Voters are showing tepid interest in the May 17 primary so far, having returned just 13% of ballots through May 11. Multnomah County voters are even less engaged, having returned just 10.2% of ballots.
In the past two midterm primaries, total returns averaged 35% of ballots. The percentage has declined over time because of Oregon’s motor voter law, which automatically registers people to vote when they obtain or renew driver’s licenses. Automatically registered voters tend not to affiliate with a party and vote far less frequently than registered party members, which has the effect of lowering the percentage of ballots returned.
Even so, the absolute number of ballots returned so far is lower than in 2018. With four business days remaining until election day that year, 390,067 voters had returned their ballots. Through May 11, 2022, just 382,401 voters have returned their ballots, even though the number of registered voters in Oregon has increased 284,000 since May 2018.
In other words, the number of voters increased about 11%, but the number of ballots returned through the fifth day prior to counting declined.
One factor might be a new law that changed how late elections officials will accept ballots. In previous elections, voters had to get their ballots to a dropbox by 8 pm on election day in order for them to be counted. The new law requires officials to tally all ballots postmarked by election day.
That could delay the determination of results in close races.
“With this new law, we don’t know how many on-time ballots will arrive after election day,” says Ben Morris, a spokesman for Secretary of State Shemia Fagan.
“Yamhill has conducted two special elections using the postmark rule,” Morris adds. “In one election, 1.2% of on-time ballots arrived after election day. In the other, it was 3.2%. In Washington, which has had a postmark rule for more than 20 years, 10% arrived after election day in the most recent, comparable election. In some of their elections, the numbers are higher. The bottom line is we don’t know what will happen.”

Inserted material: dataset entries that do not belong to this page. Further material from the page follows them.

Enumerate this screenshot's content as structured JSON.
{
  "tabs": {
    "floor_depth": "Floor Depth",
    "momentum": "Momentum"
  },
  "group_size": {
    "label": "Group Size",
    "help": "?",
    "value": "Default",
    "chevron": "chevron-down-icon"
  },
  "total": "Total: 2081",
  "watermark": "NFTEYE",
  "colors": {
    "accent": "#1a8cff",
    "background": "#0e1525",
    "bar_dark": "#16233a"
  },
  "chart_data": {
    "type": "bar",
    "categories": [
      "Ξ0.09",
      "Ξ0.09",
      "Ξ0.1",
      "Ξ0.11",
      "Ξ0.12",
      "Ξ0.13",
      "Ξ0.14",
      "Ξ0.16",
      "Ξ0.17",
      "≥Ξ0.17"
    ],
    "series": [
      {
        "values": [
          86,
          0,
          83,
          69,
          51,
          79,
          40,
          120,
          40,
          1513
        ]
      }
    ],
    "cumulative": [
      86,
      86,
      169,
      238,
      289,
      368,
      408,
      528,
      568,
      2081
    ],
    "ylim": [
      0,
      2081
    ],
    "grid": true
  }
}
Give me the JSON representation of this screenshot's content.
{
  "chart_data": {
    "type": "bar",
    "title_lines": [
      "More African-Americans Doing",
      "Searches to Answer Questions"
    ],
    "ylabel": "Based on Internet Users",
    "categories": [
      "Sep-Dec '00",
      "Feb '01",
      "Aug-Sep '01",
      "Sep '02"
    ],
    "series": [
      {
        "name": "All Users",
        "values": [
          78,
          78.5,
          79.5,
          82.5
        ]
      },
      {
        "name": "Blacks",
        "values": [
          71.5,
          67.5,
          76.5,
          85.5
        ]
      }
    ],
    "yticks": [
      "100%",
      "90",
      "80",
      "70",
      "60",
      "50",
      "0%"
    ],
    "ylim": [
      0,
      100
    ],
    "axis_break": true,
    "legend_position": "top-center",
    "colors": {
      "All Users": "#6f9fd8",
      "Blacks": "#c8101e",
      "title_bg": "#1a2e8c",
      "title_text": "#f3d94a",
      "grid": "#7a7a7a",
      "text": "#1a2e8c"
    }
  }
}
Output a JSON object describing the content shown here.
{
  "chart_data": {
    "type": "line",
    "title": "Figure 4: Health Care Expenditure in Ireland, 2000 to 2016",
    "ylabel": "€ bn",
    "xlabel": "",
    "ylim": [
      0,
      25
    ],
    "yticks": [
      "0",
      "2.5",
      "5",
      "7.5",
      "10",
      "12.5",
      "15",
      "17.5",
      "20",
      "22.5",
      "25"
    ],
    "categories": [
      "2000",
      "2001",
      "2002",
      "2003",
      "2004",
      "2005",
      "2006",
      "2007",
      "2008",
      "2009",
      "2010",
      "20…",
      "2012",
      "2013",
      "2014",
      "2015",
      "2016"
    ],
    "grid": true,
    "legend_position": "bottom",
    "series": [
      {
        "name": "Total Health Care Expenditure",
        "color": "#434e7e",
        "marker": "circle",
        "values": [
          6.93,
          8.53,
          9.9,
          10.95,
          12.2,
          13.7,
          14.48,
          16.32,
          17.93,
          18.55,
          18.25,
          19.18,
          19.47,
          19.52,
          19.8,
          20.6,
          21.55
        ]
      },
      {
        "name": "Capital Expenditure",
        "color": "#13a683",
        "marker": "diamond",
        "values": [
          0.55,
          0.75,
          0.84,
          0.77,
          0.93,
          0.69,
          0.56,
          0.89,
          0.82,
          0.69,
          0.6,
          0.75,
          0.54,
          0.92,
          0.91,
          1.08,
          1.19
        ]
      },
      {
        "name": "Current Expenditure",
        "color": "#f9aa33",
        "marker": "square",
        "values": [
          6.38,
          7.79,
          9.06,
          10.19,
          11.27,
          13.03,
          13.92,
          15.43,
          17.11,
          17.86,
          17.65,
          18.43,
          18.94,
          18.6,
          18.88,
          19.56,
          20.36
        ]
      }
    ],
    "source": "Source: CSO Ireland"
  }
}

One other wild card: ballot problems in Clackamas County, the state’s third-largest county. Last week, Clackamas County Clerk Sherry Hall reported that on an initial run of 125 ballots, counting machines rejected 70 or 80 of them because a printing error made the bar codes unreadable.
In an update to the Clackamas County Board of Commissioners on May 12, Hall said ballots were printed on the wrong kind of paper. She described a solution in which a two-member team, with one Democrat and one Republican, would duplicate ballots so they could be machine tallied. Dozens of county employees have volunteered to help Hall’s office, but there are likely to be 100,000 or more Clackamas County ballots.
“It could delay our process,” Hall told commissioners. She couldn’t say when all ballots would be counted but promised her staff would meet the statutory deadline to certify results: June 13.
Morris says Fagan’s office is aware of the situation in Clackamas County but could not say how much extra time the manual duplication of ballots will require. “County officials will prioritize doing their work correctly over doing it quickly,” Morris says. “We can say that there is no reason to believe they will have any problem certifying the election before the statutory deadline.”